Starting the Greek New Testament Training Plan
What do I do if I get stuck? And what do I do if I can’t translate the entire passage?
More than two thousand people have downloaded my complexity-graded Greek New Testament Training Plan!
I don’t know how many of you are actually planning to follow through with the reading plan, but I certainly hope you are. And I’ve already heard from several hundred people who are starting this plan tomorrow.
What If I Get Stuck?
As you work through the opening chapters of John’s Gospel, don’t have any English text accessible to you. Otherwise, you’ll be tempted to peek at the English instead of struggling through the Greek.

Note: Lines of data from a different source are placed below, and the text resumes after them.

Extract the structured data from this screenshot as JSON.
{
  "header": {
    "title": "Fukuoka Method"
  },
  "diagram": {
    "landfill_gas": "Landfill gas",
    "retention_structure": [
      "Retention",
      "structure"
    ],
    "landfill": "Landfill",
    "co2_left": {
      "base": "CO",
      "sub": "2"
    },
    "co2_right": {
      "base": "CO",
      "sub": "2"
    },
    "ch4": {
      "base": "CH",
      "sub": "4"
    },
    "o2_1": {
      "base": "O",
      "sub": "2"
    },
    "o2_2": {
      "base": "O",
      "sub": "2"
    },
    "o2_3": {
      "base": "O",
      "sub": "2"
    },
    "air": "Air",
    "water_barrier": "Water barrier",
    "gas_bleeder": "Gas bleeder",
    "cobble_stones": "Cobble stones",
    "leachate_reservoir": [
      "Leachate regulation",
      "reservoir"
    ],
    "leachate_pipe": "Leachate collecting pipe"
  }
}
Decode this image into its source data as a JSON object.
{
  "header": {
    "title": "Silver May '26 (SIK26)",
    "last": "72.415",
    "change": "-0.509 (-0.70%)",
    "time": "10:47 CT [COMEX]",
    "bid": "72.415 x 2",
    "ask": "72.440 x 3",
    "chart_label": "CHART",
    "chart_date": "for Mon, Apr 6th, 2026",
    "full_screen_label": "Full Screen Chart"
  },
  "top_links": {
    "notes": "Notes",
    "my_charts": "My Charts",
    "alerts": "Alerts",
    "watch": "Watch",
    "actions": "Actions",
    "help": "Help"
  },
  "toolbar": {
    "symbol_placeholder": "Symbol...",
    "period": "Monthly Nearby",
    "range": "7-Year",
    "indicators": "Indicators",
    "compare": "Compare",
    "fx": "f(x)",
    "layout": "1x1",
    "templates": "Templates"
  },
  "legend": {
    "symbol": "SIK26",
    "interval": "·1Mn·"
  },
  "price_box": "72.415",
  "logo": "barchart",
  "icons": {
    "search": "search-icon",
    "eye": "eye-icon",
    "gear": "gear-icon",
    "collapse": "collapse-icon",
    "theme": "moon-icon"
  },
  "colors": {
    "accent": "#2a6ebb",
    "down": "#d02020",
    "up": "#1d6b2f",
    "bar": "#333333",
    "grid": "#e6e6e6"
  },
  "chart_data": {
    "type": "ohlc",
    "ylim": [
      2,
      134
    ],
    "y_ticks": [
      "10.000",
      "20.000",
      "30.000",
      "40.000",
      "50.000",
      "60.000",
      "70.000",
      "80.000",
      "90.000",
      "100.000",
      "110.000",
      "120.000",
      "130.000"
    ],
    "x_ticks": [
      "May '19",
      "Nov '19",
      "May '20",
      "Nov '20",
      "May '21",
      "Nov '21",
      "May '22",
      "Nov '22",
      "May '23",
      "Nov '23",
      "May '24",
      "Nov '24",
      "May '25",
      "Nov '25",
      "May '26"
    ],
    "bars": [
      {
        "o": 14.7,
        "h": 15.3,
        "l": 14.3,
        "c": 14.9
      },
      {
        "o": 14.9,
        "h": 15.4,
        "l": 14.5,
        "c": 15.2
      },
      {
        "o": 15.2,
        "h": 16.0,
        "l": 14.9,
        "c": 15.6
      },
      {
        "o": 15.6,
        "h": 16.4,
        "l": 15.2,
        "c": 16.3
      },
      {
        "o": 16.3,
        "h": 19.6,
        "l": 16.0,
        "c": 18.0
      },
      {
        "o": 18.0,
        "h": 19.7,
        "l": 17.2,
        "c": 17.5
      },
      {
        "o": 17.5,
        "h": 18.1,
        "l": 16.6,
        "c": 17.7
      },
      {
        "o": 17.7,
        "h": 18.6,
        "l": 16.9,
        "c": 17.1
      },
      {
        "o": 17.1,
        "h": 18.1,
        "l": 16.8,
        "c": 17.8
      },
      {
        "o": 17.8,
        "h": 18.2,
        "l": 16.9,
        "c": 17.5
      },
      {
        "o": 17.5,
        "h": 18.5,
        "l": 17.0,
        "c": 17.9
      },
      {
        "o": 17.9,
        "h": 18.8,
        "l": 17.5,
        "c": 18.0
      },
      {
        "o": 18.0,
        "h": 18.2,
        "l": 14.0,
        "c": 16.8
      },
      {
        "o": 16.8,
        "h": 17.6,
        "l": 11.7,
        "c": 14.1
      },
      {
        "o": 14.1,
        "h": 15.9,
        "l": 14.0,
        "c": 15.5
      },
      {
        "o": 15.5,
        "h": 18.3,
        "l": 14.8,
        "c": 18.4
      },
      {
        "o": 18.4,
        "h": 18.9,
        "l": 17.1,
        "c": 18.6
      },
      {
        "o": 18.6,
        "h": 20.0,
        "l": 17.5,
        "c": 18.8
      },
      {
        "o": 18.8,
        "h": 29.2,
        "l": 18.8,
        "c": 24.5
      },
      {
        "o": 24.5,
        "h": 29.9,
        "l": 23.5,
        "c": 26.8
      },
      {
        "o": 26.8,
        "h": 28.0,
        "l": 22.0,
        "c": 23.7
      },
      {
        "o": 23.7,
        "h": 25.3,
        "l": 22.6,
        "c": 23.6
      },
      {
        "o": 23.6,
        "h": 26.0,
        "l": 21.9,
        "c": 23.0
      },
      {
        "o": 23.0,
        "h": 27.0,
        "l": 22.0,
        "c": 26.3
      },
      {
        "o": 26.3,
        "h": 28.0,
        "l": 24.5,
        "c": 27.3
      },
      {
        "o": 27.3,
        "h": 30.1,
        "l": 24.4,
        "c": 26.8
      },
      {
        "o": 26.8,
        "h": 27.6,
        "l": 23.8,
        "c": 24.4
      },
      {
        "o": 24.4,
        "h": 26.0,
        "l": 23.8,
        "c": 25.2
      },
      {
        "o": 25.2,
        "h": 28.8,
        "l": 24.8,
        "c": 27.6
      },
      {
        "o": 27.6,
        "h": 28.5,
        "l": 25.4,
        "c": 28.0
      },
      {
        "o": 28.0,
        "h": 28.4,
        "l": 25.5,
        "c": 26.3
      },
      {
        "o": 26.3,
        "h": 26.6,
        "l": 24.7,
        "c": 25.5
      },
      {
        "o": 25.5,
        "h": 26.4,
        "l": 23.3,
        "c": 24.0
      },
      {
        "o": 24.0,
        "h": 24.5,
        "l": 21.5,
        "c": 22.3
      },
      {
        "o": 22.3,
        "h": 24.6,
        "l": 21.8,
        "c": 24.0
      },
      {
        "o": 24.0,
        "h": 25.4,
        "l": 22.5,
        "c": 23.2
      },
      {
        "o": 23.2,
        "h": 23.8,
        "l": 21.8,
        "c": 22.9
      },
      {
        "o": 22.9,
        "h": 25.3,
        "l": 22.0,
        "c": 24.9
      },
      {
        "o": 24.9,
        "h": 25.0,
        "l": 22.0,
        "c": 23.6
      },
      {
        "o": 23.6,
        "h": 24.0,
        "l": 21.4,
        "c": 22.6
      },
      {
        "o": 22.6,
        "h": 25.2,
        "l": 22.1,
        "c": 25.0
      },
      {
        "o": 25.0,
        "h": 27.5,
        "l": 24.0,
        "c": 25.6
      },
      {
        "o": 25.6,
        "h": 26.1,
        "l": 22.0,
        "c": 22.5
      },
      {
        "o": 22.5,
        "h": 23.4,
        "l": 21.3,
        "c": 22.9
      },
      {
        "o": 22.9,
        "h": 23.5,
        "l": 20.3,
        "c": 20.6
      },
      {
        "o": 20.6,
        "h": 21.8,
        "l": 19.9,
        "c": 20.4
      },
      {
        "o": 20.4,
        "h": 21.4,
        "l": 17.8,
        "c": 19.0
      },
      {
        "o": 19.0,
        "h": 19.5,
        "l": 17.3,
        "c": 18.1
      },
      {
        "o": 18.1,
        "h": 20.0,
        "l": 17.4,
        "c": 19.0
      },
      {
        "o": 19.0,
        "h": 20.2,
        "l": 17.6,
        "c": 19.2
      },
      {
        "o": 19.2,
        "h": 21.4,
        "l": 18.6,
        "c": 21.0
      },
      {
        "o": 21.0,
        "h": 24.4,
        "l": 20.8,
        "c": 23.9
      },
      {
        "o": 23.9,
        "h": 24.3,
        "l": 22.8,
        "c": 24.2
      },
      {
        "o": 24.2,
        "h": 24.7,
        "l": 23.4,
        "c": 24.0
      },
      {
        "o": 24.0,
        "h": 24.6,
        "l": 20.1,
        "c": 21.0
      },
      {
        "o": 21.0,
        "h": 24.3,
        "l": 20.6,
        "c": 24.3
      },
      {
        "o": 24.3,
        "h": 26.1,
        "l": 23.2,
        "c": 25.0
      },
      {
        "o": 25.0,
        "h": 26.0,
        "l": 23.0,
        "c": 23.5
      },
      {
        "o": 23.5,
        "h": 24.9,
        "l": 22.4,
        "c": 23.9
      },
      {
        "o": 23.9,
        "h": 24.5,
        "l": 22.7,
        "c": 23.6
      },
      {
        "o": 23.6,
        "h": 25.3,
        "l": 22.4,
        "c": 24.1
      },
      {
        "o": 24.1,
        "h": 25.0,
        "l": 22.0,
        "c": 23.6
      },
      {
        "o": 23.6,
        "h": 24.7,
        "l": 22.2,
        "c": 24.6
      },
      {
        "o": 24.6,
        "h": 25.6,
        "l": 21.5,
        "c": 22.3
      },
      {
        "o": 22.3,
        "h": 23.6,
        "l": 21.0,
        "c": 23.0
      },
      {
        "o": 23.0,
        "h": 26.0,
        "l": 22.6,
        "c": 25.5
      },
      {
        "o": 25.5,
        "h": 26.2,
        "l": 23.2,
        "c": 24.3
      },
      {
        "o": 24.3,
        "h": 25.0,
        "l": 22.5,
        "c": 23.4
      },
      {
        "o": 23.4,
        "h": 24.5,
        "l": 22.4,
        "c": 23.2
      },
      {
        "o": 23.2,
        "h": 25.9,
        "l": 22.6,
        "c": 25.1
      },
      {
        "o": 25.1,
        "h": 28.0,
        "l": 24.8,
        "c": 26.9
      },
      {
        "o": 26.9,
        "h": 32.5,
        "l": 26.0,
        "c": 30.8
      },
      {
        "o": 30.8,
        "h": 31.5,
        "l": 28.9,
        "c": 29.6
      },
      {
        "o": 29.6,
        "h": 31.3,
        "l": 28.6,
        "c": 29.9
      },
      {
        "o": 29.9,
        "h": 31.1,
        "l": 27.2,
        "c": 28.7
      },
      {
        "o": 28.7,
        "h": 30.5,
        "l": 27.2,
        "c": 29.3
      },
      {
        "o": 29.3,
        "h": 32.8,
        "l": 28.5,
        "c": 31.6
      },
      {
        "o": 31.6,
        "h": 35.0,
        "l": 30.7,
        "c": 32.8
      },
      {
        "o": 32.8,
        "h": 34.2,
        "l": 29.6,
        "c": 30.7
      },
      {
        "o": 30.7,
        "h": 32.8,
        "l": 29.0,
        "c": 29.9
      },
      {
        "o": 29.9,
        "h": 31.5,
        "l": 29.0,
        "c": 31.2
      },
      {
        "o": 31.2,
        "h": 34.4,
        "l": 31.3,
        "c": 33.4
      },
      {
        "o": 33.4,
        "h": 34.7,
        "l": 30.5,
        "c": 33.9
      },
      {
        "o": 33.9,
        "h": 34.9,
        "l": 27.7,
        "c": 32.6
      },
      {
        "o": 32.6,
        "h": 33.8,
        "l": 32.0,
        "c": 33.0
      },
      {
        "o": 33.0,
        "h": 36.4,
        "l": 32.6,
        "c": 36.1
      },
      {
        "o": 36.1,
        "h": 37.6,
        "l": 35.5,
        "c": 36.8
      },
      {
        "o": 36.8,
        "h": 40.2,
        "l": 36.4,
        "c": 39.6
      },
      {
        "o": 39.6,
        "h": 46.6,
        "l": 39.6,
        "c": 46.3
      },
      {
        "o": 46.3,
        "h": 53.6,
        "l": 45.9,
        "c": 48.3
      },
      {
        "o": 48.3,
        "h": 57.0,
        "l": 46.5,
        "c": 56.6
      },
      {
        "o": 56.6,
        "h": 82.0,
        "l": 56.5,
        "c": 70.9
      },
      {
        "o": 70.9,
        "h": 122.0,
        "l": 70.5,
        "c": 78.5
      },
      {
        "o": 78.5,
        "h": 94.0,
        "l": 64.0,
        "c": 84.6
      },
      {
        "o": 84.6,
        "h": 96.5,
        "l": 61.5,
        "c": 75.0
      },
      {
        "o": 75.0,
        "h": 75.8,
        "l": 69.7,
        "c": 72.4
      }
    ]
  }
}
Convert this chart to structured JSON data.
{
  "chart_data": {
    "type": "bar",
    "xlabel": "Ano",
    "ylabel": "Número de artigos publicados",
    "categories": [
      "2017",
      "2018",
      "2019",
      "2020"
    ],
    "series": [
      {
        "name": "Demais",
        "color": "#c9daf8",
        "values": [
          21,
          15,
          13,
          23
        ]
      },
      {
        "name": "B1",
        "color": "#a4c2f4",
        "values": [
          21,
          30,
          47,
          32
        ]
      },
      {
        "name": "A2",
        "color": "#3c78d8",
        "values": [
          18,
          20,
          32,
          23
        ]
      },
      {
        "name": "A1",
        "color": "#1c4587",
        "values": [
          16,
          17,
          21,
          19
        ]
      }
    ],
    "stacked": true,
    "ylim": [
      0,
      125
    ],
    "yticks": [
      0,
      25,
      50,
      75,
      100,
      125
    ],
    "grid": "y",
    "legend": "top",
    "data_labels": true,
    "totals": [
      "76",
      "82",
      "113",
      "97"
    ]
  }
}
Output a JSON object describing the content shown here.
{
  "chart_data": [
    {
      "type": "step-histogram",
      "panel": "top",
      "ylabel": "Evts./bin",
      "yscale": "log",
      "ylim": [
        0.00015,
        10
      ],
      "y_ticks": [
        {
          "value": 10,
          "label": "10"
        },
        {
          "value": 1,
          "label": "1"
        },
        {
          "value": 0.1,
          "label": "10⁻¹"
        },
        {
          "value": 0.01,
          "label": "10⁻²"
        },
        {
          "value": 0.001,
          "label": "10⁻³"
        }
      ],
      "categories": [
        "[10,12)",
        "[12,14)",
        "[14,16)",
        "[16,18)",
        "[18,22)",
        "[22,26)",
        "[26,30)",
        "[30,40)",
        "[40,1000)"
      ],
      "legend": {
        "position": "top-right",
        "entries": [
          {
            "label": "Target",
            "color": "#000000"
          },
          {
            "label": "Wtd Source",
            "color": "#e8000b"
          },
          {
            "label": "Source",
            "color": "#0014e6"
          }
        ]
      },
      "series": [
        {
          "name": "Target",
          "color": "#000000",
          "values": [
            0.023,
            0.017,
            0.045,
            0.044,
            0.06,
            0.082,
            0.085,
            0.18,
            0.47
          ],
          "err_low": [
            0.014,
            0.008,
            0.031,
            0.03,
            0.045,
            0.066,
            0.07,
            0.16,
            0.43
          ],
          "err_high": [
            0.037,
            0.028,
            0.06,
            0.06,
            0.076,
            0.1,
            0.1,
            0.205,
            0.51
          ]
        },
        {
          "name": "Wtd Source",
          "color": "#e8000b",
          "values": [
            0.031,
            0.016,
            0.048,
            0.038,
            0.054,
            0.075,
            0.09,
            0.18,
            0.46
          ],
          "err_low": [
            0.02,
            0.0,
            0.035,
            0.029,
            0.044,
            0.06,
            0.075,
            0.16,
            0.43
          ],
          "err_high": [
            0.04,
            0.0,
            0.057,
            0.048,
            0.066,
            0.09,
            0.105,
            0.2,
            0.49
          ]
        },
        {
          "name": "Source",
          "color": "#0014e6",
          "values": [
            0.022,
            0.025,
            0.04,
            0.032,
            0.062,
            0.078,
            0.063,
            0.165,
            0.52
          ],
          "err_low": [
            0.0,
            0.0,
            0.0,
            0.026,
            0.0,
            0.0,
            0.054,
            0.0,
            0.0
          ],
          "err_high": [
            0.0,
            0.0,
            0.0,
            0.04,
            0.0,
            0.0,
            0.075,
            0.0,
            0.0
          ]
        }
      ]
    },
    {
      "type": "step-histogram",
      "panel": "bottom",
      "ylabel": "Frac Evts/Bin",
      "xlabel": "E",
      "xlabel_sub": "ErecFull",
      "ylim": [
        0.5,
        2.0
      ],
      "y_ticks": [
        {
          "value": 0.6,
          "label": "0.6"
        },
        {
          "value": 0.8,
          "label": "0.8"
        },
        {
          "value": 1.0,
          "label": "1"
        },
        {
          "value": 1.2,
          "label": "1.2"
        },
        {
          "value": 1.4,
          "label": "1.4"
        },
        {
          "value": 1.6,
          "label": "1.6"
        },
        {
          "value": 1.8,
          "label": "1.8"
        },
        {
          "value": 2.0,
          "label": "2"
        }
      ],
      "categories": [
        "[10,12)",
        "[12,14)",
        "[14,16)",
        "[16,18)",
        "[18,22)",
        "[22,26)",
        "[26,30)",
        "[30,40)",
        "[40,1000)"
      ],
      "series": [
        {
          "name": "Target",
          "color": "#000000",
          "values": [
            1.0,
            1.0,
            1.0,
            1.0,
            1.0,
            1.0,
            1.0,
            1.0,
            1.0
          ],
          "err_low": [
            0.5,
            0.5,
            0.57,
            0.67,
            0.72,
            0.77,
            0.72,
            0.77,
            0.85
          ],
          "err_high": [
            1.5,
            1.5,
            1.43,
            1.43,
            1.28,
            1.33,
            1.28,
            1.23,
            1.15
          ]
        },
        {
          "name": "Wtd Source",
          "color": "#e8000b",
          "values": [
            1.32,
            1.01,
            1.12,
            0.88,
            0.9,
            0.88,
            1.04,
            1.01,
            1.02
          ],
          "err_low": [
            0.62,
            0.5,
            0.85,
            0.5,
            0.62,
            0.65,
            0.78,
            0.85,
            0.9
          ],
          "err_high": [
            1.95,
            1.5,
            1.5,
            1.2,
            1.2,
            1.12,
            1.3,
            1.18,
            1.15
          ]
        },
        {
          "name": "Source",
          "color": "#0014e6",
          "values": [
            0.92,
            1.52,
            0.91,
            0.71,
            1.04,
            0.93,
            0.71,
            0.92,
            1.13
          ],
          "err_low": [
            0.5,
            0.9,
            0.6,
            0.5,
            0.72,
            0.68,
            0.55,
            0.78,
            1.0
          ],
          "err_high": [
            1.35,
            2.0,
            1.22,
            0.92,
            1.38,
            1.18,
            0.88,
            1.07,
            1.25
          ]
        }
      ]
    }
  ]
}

So what should you do if you get stuck?
Go to Daily Dose of Greek, find the verse there, and let Rob Plummer guide you through the grammar and vocabulary. The entirety of the Gospel According to John is available at Daily Dose of Greek in one-verse increments. And so, especially if your Greek is rusty, I recommend translating the text along with Daily Dose of Greek throughout the first few chapters of John’s Gospel.
What Do I Do
If When I Get Behind?
If you only get through a few verses one day, don’t try to catch up the next day. Instead, mark off that reading and move to the next reading the next day. Wait for the flex days to try to catch up as much as you can.
For a while, it might be that you only get through the first half-dozen verses of each reading.
If so, that’s fine!
If you make it through those few verses while watching the Daily Dose of Greek videos, your capacity will grow little by little, and you’ll soon find yourself moving to ten or twelve verses and eventually to translating the entire daily reading. Learning any language is a process that’s long and slow, but the process of learning New Testament Greek leads to the joy of a new skill that will multiply your love and knowledge of God’s Word.
The Joy of Reading Your New Testament in Greek
Before you begin, pause and think for a moment about what’s happening when you read the New Testament in Greek.
When you read the words of the Greek New Testament, you are reading the actual words that were written and read by people who walked with Jesus, talked with Jesus, and touched Jesus.
Thirty-one years after I took my first Greek class, I am still in awe when I remember that I am reading the actual words of people who personally knew Jesus.
The text of your Greek New Testament is the closest you will ever be—historically speaking—to the living, breathing Jesus who walked the dusty roads of Judea, Samaria, and Galilee.
What better motivation could there be for learning to read the Greek New Testament as fluently as possible?